Больше всего лейтенант боялся закашлять. Холодные осенние ночи, проведенные в овраге, не прошли бесследно: Коняхин основательно простудился, и его душил кашель. Вот и сейчас в горле першило, кашель буквально рвался наружу, и не было никаких сил его сдерживать. Лейтенант судорожно глотал, но в горле было сухо, и только еще больше хотелось кашлять.

Наконец немцы перестали спорить и пошли со двора, о чем-то разговаривая уже спокойно. Наверное, решили переночевать в другом месте.

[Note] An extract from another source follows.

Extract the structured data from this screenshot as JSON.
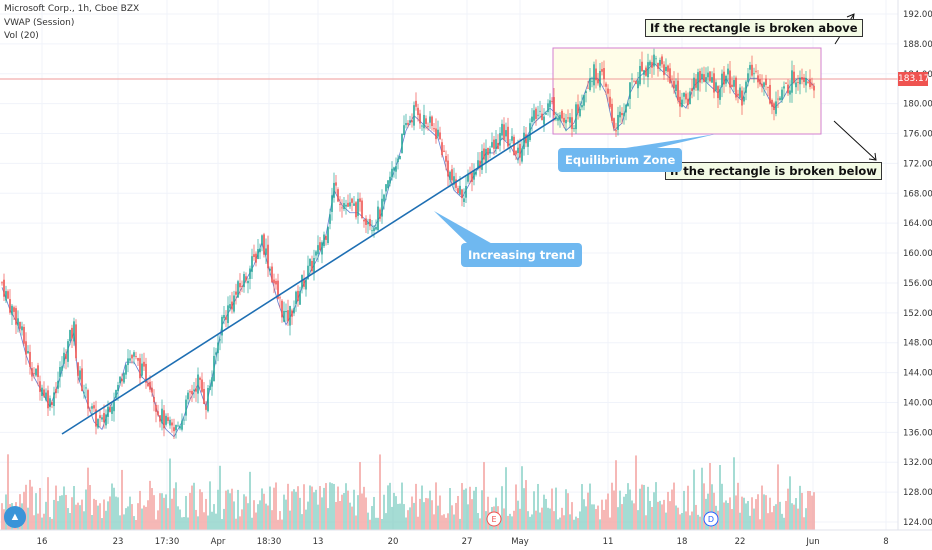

Когда затихли их шаги и голоса, первым желанием лейтенанта было броситься в хату. Он уже вскочил на ноги, но тут же в сознании мелькнуло: «Эти-то ушли, а другие могли остаться. Сколько их там было?» Ведь он считал, что в доме вообще нет немцев. «Нет, надо уходить».

Он пополз опять через огород, тем же путем, которым пробирался сюда. Он полз теперь еще более осторожно.

Неожиданно рука по самое плечо провалилась в землю. Что это: яма или погреб? Он сел и стал обеими руками разгребать землю. И вдруг ладонью уперся во что-то мягкое, начал ощупывать. Вот под рукой шевельнулось, и из-под земли раздался испуганный детский голос:

— Ой, кто тут?

— Тише! — прошептал лейтенант. — Ты один тут?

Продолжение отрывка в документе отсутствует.